Question on M5000

Is anyone in possession of a Quadro M5000 card? The question is, what is the deviceProp.ECCEnabled boolean set to for this card? It has ECC for the main memory, but not for registers and cache, so I am wondering if it is categorized as having ECC or not within the cudaGetDeviceProperties call.

Thanks!

Do any GPUs have ECC protection for registers and caches? Not to my recollection; they are only protected by parity bits from what I recall (corrections welcome!). In other words, ECC is normally considered as a property of the on-board memory of the GPU. That said, I do not know whether the Quadro M5000 supports ECC or not.

Purely out of interest: What is the significance of the value of ECCEnabled returned by cudaGetDeviceProperties to your software?

Tesla cards specifically state that the ECC protection covers registers and caches.

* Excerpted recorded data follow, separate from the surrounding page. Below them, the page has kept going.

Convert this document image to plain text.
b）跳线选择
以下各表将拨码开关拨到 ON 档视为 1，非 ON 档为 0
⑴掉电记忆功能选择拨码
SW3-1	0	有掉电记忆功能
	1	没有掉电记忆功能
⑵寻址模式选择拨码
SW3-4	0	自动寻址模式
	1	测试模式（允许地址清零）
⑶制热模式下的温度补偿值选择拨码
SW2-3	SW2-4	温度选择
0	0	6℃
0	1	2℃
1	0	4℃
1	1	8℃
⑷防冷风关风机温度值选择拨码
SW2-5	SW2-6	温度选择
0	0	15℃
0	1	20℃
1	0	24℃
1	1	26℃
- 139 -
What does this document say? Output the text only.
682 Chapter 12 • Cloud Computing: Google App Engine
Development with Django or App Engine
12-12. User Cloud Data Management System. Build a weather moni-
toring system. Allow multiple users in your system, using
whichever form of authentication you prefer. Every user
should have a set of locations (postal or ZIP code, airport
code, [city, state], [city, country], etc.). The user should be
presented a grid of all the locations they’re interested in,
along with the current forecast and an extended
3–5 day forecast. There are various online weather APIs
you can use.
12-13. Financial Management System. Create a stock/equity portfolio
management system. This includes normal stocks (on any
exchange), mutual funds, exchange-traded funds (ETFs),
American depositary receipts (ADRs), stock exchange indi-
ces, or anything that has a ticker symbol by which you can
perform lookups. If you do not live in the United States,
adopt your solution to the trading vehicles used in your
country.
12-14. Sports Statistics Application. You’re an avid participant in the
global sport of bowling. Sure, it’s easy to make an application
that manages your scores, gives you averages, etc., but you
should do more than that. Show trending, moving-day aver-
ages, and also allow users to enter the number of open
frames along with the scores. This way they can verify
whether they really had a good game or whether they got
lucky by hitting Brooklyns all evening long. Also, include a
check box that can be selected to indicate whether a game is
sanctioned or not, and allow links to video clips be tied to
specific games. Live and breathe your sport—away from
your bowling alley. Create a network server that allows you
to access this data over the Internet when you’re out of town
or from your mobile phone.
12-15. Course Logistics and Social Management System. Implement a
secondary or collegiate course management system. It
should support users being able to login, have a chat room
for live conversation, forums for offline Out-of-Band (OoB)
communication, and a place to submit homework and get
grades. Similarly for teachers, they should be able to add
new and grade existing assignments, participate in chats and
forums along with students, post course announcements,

See e.g. http://www.nvidia.com/content/PDF/kepler/Tesla-K40-Active-Board-Spec-BD-06949-001_v03.pdf second paragraph of the overview.

On the other hand, Quadro cards do not use the same language. See e.g. http://h20195.www2.hp.com/v2/getpdf.aspx/c05040364.pdf?ver=1 (couldnt find the equivalent on nvidia’s page) where they mention “8GB GDDR5 ultra fast ECC memory supporting a wide memory path to minimize memory access performance penalties”.

As for the little story behind checking for that flag… we develop medical software and we only flag ECC enabled graphics card as being “valid” within a system, and want our CI/CD testing to be done on hardware that doesn’t require a code change (disabling that check). We’re looking at non Tesla options for our testing hardware (for cost reasons), but if the Quadro doesnt answer “yes” to the ECC flag then we might as well go with GeForces and live with disabling that check within the software during development.

Thanks for the correction regarding ECC protection in modern GPUs. Since documentation does not have a unit test, it can easily be incomplete or inconsistent, at times even plain incorrect. I note that the quoted text about the Quadro does not preclude ECC protection on registers and caches, it is simply silent on the issue, possibly because this is not an important detail for typical Quadro customers.

If you must ensure that full ECC protection is available in identical fashion on both Tesla and Quadro, I would suggest getting in touch directly with NVIDIA through dedicated Tesla support channels.

I certainly appreciate why such assurances would be important in the context of GPUs used in medical devices: in the context of medical imaging I have stated before that ECC is desired because one would never want to have to worry whether a discolored spot in an image is an artifact caused by a flipped bit in GPU memory, or a cancerous lesion.